Spiraling into the Abyss

The government’s bailout spiral continued yesterday, with Bank of America getting it’s own special bailout deal, Congress allowing the second $300 billion of the TARP to be released, and Congress unveiling the Obama $825 billion stimulus package.

The circumstances behind the Bank of America deal was remarkable.  CEO Ken Lewis said the company was fine and didn’t need any TARP money.  Then they met in secret in mid-December with the Treasury and basically told the government that they needed their own bailout, or else they would not be able to complete the Merrill Lynch deal.  Then, almost a month later, they announce that they got their deal.  As a publicly traded company, I have no idea how they got away with this.  That is material information, that directly effects their share price.  Millions of investors were duped into thinking their company was safe, when behind closed doors, they were clamoring for taxpayer money.  Can you say, “lawsuit?”

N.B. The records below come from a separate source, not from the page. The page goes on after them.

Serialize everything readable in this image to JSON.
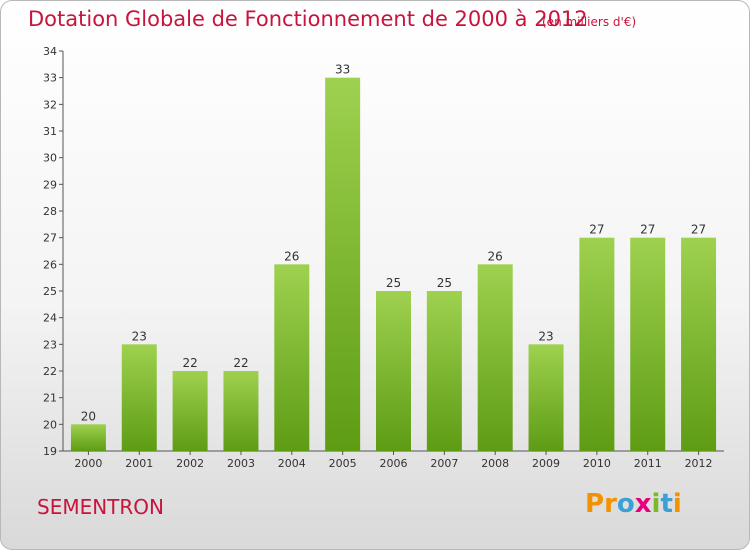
{
  "chart_title": "Dotation Globale de Fonctionnement de 2000 à 2012",
  "unit_label": "(en milliers d'€)",
  "commune_name": "SEMENTRON",
  "brand": {
    "letters": [
      "P",
      "r",
      "o",
      "x",
      "i",
      "t",
      "i"
    ],
    "colors": [
      "#f39200",
      "#f39200",
      "#3aa1d7",
      "#e6007e",
      "#7ab929",
      "#3aa1d7",
      "#f39200"
    ]
  },
  "colors": {
    "title": "#c8143c",
    "bar_light": "#9ed14f",
    "bar_dark": "#5e9c14",
    "axis": "#555555"
  },
  "chart_data": {
    "type": "bar",
    "title": "Dotation Globale de Fonctionnement de 2000 à 2012",
    "categories": [
      "2000",
      "2001",
      "2002",
      "2003",
      "2004",
      "2005",
      "2006",
      "2007",
      "2008",
      "2009",
      "2010",
      "2011",
      "2012"
    ],
    "values": [
      20,
      23,
      22,
      22,
      26,
      33,
      25,
      25,
      26,
      23,
      27,
      27,
      27
    ],
    "ylim": [
      19,
      34
    ],
    "yticks": [
      19,
      20,
      21,
      22,
      23,
      24,
      25,
      26,
      27,
      28,
      29,
      30,
      31,
      32,
      33,
      34
    ],
    "grid": false,
    "xlabel": "",
    "ylabel": ""
  }
}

The terms of the B of A bailout are crazy as well.  They get a $20 billion direct infusion, and they are only responsible for the first 10 percent of the Merrill losses.  The government will shield the company from the rest of the losses, which could amount to over $100 billion!  This is all on top of the TARP money they have already received.

When are all the bailouts going to stop?  The problem with all these direct infusions is that it is like a dog chasing it’s tail.  As more losses mount from the banks’ bad bets, the more money they need.  It’s an endless cycle.  I’ve been reading a lot of articles about deflation, and they all call it the “death spiral,” but I think the current direction of the Federal Government is the real death spiral.

In retrospect, the original TARP plan looks much better than the one Paulson single-handedly enacted.  The TARP was meant to buy the troubled assets off of the banks’ books, allowing them to basically clear themselves of all the bad debt they are still strapped with.  By directly putting money into banks, it allowed them to pad their balance sheets, but didn’t rid them of bad assets.  Now, as the assets cause more and more losses, we are having to give out more and more money.  It could take trillions to finally get it to balance out, and it looks like our government will do anything and everything to save the banking industry.

The government and the big banks have us believing that our economy and banking industry are one in the same.  They aren’t.  If the banks fail, our economy won’t stop.  There would be some pain as a new system emerges, but eventually a new model would have arisen.  Maybe this is showing us that fractional reserve banking isn’t the best idea, and that a Central Bank, like the Federal Reserve, can cause huge booms and bigger busts.  At what point do we look at the system and realize that it is too broken to fix?

Instead, our government is willing to pump trillions of taxpayer dollars into these banks, trying to prop up the failed model.  Also, with all these bailouts and backstops (like the FDIC), we are inviting banks to make bad investments because they know the Federal Government will be there to save them.

At what point is enough enough?  There are already signs that a private lending industry could be forming.  The Carlisle Group supposedly has over $40 billion in cash they are waiting to put to use.  If big banks won’t lend, high-net worth individuals and private firms will eventually fill the void.  They will lend at interest rates that will allow them to account for the risk they are taking, not one that is artificially set by the Federal Reserve.  Instead of encouarging this kind of competition, the government instead is focusing it’s efforts and our money trying to bring a corpse back to life.